Thursday, 17 July 2014
Pursuit of happiness: "The Golden Dream"
Along with superhero movies, migration tales will go down as the growth industry of early 21st century cinema, and in the conjunction of the two you might see a sign, damning or otherwise, of the direction the Western world is heading in. Diego Quemada-Diez's The Golden Dream follows in the footsteps of Cary Joji Fukunaga's Sin Nombre in plotting a quest for what is, both literally and figuratively, upward mobility: that of a quartet of teenagers heading from their Guatemalan home to what they hope will be a bright new dawn in the North. I hardly need brief you that their progress will not exactly be smooth, a fact reflected in the high drop-out rate; the attentions of grafting local police, the whims of gangs controlling the territories the four pass through, and the last-act arrival of the migra (border patrol) will all, eventually, exert the heaviest of tolls.
One of Quemada-Diez's aims here appears to be explicitly political: to dramatise how the war currently being waged in some quarters on economic migrants has become as pointless (and, in some cases, as deadly) as the war long waged on drugs. If we are going to treat people as downtrodden serfs - getting them to sew our shirts and stitch our trainers, and then expecting them to sift through our discarded packaging for any recompense - we shouldn't be surprised if they and their children make a run for it, or attempt to pull themselves up onto the same trains that carry this cargo from one territory to another, or if, upon arrival, they then rise up out of the sewers and try to grab themselves a piece of the real action. Since turbo-capitalism is apparently determined to deprive all but a select few of their homes, it may, in fact, be more humane - and almost certainly beneficial for the economy - for our leaders to secure these pilgrims' safe passage, rather than seeking to impede their progress.

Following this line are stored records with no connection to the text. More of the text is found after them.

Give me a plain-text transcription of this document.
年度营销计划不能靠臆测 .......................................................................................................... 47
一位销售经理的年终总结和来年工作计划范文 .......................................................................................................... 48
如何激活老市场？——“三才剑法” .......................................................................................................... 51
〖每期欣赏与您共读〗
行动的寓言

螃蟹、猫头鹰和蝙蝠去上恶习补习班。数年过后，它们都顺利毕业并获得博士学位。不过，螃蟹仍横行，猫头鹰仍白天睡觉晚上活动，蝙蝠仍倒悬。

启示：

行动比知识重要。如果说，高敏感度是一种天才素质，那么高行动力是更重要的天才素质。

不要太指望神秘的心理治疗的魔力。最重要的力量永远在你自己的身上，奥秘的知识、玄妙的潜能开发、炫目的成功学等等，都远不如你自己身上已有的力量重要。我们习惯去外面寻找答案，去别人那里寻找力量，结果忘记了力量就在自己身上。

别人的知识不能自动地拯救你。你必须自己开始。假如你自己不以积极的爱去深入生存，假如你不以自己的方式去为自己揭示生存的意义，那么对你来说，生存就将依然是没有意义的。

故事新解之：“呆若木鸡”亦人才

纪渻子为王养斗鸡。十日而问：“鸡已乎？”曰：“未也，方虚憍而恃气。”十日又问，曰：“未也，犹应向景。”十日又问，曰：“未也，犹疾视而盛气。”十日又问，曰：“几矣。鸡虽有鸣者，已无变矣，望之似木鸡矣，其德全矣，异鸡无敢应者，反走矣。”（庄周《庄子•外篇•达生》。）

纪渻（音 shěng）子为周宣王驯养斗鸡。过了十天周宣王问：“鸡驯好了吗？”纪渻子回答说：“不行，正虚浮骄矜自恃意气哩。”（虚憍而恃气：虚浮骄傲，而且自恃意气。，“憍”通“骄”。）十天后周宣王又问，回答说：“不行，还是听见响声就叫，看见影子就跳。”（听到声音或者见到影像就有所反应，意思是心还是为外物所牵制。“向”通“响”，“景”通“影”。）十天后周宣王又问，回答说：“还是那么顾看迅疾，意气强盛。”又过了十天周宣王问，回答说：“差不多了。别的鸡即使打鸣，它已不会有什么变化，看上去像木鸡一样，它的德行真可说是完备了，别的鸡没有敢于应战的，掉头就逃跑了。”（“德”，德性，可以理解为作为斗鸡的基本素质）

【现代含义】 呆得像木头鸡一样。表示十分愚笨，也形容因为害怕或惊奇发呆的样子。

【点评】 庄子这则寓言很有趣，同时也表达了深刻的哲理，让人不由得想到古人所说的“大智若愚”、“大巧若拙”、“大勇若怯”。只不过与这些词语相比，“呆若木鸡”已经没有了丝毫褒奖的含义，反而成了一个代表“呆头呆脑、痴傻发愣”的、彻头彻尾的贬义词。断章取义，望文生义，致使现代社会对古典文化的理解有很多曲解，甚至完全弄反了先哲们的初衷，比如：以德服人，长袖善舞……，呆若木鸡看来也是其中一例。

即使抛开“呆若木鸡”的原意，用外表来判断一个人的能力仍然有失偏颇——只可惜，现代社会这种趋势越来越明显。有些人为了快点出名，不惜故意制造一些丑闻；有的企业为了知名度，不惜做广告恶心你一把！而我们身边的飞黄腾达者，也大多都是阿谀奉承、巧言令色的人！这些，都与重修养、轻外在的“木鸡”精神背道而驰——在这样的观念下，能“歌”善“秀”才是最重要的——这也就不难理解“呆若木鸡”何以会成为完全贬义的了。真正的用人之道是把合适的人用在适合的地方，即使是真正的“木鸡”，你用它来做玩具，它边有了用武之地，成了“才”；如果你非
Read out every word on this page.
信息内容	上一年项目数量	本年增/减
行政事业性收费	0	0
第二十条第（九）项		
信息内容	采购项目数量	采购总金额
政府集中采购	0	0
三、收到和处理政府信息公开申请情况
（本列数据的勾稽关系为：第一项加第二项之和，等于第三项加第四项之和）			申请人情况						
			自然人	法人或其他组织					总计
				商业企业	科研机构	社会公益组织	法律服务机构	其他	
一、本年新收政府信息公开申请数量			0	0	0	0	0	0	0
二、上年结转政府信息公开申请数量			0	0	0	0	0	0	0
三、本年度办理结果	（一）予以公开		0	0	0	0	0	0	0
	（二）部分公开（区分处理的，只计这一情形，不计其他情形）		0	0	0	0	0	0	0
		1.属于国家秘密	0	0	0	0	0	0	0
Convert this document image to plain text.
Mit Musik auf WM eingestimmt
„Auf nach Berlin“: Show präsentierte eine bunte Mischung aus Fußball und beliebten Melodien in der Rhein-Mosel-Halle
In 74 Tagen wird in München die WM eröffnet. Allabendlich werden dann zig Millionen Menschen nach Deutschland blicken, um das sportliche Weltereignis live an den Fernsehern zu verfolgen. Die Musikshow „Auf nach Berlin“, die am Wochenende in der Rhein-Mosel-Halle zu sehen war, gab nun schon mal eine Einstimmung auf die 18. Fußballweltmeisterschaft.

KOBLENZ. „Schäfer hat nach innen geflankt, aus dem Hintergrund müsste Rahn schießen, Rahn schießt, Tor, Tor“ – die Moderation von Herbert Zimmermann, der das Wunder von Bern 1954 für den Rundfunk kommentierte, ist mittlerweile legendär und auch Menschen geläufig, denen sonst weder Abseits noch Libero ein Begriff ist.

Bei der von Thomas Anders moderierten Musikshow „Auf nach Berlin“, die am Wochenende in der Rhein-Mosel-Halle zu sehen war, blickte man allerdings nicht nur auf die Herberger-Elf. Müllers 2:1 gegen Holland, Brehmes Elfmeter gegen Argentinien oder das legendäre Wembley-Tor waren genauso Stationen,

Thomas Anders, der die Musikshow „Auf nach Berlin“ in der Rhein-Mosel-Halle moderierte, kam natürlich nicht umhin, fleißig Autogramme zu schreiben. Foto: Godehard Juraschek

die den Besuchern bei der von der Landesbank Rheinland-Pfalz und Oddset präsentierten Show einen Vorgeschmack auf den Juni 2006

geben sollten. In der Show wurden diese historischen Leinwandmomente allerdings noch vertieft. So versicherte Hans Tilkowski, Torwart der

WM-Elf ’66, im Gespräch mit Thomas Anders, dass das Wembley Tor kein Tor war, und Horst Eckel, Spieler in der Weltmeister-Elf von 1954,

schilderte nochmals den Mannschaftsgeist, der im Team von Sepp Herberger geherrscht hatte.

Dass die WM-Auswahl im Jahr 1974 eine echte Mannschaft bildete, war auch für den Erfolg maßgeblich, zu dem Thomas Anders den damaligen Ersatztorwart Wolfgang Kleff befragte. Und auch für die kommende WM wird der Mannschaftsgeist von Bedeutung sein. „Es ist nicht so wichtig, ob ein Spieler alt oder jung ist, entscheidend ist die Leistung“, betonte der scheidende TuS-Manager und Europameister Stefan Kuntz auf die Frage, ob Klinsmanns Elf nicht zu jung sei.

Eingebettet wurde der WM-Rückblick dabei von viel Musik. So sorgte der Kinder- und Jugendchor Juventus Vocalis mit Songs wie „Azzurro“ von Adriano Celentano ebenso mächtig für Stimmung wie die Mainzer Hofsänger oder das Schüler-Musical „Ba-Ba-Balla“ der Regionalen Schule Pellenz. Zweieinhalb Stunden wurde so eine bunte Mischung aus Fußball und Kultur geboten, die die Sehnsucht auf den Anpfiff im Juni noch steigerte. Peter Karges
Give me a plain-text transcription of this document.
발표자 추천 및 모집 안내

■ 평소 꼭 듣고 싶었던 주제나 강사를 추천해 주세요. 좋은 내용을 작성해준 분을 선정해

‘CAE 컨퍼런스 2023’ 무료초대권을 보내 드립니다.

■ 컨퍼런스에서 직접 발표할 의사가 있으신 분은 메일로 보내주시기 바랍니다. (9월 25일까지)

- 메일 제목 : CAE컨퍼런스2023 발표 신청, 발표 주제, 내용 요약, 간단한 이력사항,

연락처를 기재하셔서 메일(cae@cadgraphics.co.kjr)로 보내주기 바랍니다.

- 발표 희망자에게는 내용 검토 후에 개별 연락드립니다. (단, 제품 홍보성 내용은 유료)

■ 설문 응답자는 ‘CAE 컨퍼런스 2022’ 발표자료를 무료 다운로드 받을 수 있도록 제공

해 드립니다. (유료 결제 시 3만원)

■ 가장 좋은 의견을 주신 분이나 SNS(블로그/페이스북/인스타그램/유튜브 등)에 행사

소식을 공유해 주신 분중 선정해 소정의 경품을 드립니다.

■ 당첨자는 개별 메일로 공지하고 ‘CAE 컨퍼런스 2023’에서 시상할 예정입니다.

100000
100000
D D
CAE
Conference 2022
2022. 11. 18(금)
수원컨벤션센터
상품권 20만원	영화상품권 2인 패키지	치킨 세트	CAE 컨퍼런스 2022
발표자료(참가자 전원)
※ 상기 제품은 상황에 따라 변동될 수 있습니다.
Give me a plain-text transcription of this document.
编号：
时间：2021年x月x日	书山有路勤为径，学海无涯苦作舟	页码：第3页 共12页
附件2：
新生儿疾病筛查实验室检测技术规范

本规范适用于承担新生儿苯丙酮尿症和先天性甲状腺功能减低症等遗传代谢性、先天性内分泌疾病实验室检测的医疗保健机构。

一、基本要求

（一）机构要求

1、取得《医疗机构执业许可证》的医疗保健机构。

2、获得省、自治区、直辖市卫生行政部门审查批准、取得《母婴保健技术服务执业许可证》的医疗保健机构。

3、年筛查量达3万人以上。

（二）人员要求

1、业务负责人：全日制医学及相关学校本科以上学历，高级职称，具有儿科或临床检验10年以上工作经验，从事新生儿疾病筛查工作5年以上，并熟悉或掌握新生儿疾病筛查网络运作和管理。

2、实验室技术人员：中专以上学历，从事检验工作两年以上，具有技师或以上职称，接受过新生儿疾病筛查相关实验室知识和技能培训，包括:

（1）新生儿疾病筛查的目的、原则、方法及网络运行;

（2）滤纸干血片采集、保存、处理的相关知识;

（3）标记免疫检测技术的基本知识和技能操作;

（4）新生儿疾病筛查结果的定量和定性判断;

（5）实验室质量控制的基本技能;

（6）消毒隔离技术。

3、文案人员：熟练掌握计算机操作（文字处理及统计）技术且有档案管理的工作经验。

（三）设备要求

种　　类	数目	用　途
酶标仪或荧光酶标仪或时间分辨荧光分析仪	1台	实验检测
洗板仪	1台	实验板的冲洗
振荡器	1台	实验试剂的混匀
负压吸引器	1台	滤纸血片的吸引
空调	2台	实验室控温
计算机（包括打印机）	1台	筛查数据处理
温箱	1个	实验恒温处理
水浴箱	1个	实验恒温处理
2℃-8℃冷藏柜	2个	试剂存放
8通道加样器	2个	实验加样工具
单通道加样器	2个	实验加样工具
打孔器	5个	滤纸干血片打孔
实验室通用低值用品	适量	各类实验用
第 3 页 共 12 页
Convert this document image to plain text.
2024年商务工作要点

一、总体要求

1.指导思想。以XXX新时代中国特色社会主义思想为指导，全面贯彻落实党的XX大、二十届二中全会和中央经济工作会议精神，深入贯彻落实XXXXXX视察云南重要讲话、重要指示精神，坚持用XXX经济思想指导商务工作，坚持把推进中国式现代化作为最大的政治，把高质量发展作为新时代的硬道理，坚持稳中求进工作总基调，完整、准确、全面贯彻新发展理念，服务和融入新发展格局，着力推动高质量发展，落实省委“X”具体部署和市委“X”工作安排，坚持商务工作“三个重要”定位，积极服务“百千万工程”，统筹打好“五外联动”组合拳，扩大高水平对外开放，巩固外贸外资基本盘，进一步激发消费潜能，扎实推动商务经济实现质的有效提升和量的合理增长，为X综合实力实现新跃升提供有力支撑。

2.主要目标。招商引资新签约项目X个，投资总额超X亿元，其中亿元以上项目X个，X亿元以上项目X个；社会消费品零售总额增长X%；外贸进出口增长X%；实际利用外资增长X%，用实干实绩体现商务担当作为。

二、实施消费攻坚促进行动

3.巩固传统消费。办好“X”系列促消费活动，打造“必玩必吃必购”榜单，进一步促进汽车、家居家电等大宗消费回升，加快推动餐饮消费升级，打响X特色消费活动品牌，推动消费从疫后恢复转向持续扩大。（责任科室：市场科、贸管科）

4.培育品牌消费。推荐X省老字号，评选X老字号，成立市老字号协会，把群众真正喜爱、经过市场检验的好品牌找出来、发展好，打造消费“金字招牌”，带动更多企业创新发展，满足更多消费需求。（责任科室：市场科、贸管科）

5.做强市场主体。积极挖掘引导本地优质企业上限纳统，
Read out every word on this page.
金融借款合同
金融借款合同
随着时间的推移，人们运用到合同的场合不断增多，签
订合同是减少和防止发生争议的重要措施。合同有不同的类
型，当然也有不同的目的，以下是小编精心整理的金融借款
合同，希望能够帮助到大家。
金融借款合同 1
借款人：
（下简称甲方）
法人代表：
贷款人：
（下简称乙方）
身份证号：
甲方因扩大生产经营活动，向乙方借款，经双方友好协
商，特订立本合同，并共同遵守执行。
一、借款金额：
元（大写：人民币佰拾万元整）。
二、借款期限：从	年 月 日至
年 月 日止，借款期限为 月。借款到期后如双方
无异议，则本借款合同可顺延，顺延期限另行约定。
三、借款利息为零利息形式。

Quemada-Diez served his apprenticeship under Ken Loach, and the latter's influence can be felt not just in the politics and the desire to roam widely while treading lightly, but in the film's remarkable economy of gesture. One shot of a sprawling Guatemalan rubbish dump is enough to suggest what these kids are escaping from; long stretches are reliant on faces rather than dialogue to convey character and mood. Heading up this expedition is Juan (Brandon López), whose fierce countenance, leavened with passing half-smiles, comes to stick with you, suggestive as it is of a single-minded determination to get from here to there; we're left to wonder whether his self-serving tendencies - pointed up in an early deviation to furnish himself with a pair of cowboy boots - are a liability or an asset on journeys such as these. (You could argue the marketplace now demands them.)
Juan makes an obvious yet appreciable contrast with the open-faced "Osvaldo" - actually, Juan's girlfriend Sara (Karen Martinez), introduced taping down her breasts and cutting off her hair so as to pass as a boy, for a girl in a dirt-poor country is, we learn (if we didn't already know), an easy target. Then there is Chauk (Rodolfo Dominguez), whose darker skin and non-existent Spanish mark him as an escapee from the rainforest - an outsider even within this band of outsiders, who tags doggedly along behind his contemporaries, seemingly in the hope of making new friends as much as anything. The facetime tactic has a devastating effect in an early moment of wordless despair when one of their party realises they don't have the courage or energy required to go any further, and must resign themselves to a shitty life picking through the cast-offs of never-more-distant rich folk - a small, slow-dawning moment that nevertheless has huge impact.
That's much the way of the film entire, as it happens. Where Sin Nombre had a sweep that showed exactly where Fukunaga was heading - to the crane shots of HBO's True Detective - the Quemada-Diez approach is intimate and hand-held: it seeks to get among these kids rather than merely observing their suffering, guided less by any grand romantic sense of trajectory than a simple desire to show what its subjects might actually do over the long-haul plod to the North. Juan steals a chicken from a farm out of abject hunger, only to falter when he realises he doesn't have it in him to kill the creature (a weakness, in this socio-economic context, and one that will come back to mock him come the finale); there's a lot of semi-purposeful wandering and drifting, as the leads scuff their shoes and hit things with sticks.
Quemada-Diez has a honed eye for such textures - the flaking metal of a rusting railcar door, a tangle of vines around a tree, how alien snow might look to anybody raised in heat and dust - and a critical attention to place may be another of the qualities he's inherited from Señor Loach: I'm thinking of one especially eloquent composition late on in which the fence separating a Mexican shantytown from the all-American scrublands adjacent to it dissects the frame with geometrical neatness, vividly dividing the world into haves and have-nots. It will be a rocky ride getting over it, and there may well be only cold comfort on the other side, yet this wholly compelling film permits us to feel every bump and chill alongside its subjects. Over this exceptional hour and forty minutes, Quemada-Diez redraws the map of the world, giving those at the very bottom every bit as much visibility as those of us lucky enough to have come out on top.
The Golden Dream is now showing in selected cinemas.